Tinhampton wrote:You say that Ban Dictatorships is not "currently illegal." Assuming that GA#579 "Promoting Democratic Stability Act" did not exist, why would a proposal that readsThe World Assembly hereby requires all member states to hold elections for public office on the national level.be legal - even under the current ruleset, which contains Ideological Ban - and why? How about Hannasea's proposed rewrite of Protecting the Right to Vote?
I think a better question is, "What would be the advantage to the game as a whole for such proposals to be illegal?" As things stand, we have a rule that cannot effectively do more than prohibit the most mindless of over-simplified bans, because when someone proposes to skirt the line, it causes a big tizzy. The tizzy ensues because people can make good faith arguments that such and so practice is essential to the ideology of Oligarchical Collectivism as practiced by the Carvourian Imperium of Omicron Convenience V, and banning it is violating the IB rule.
This requires GenSec to make interpretive findings that frankly we think are beyond the proper scope of our duties, analogous to jumping in and asserting real-life expert judgment for proposals dealing with allegations of fact (claims about abortion side effects being the electrified rail that prompted us to decide to steer clear of all such judgments). And all of this makes the game that much harder to learn for new players: "Wait, you have a No Ideological Ban rule, but there are protections for private property including intellectual property, so you've already banned communism, so WTF???"
Abolishing the IB rule means we stick to the limit of our charter, which is to deal with questions about the rules of the game, not make grand philosophical statements about which ideology says what about what.
So I want to ask, with that in mind, what is really the problem with getting rid of this rule whose major discernable effect is to embroil the community in silly fights while elevating GenSec far closer to a cabal of mullahs or cardinals than we are comfortable with (or than the community, I think, wants us to be)?

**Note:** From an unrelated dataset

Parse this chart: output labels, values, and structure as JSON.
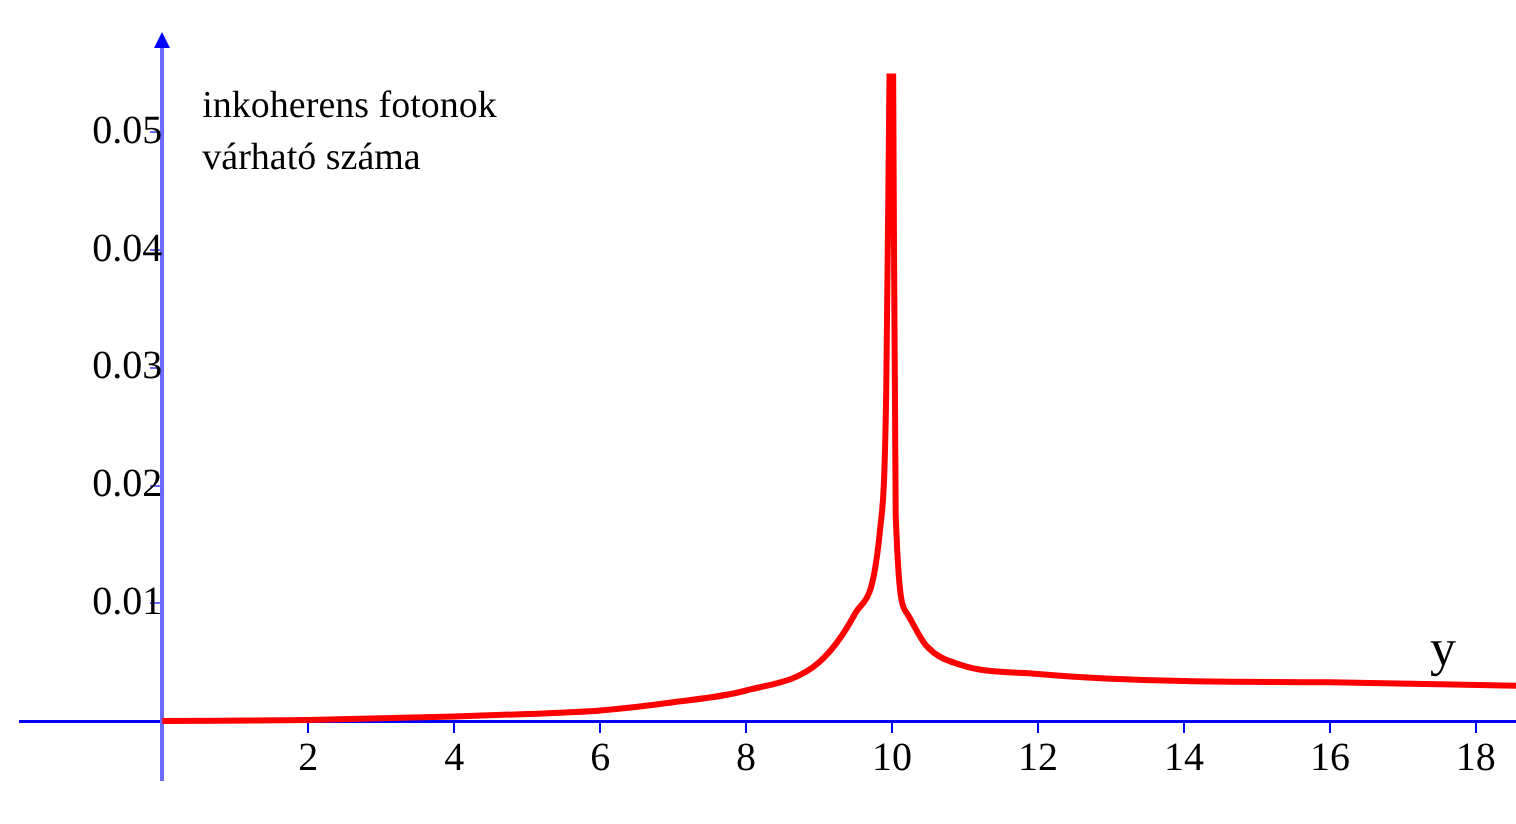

And to return to my original point, phrased without examples: Will the abolition of Ideological Ban allow for the WA to pass a full ban on any "religious, political or economic ideolog[y]?"
Assuming certain hoops (inter alia targeting governments rather than individuals, non-contradiction of any existing protections of specific practices, etc.) are jumped through, yes. But I have to quote Walter Sobchak: "What exactly is the problem here?" Say someone wants to ban capitalism (ooh ooh me me me!): In order to make it worth trying to pass, the resolution would have to list specific practices that comprise that ideology, which means voters have to actually agree that all of these things are evils that need prohibition. And then there's the matter of making the whole thing stick, in the face of creative compliance. Shit, even the Soviet Union held regular elections - holding elections isn't enough to make a dictatorship non-dictatorial.
One other point I'll make: usually the kind of one-liners you're concerned about have other things wrong with them and don't make it to approval before being ruled illegal anyway.
So TL;dr - the advantages of abolishing the IB rule far outweigh the inconvenience of the community having to grapple with the occasional "Durr theocracy sucks!!!!1!!111!1one" proposal. Hence we believe it ought to go.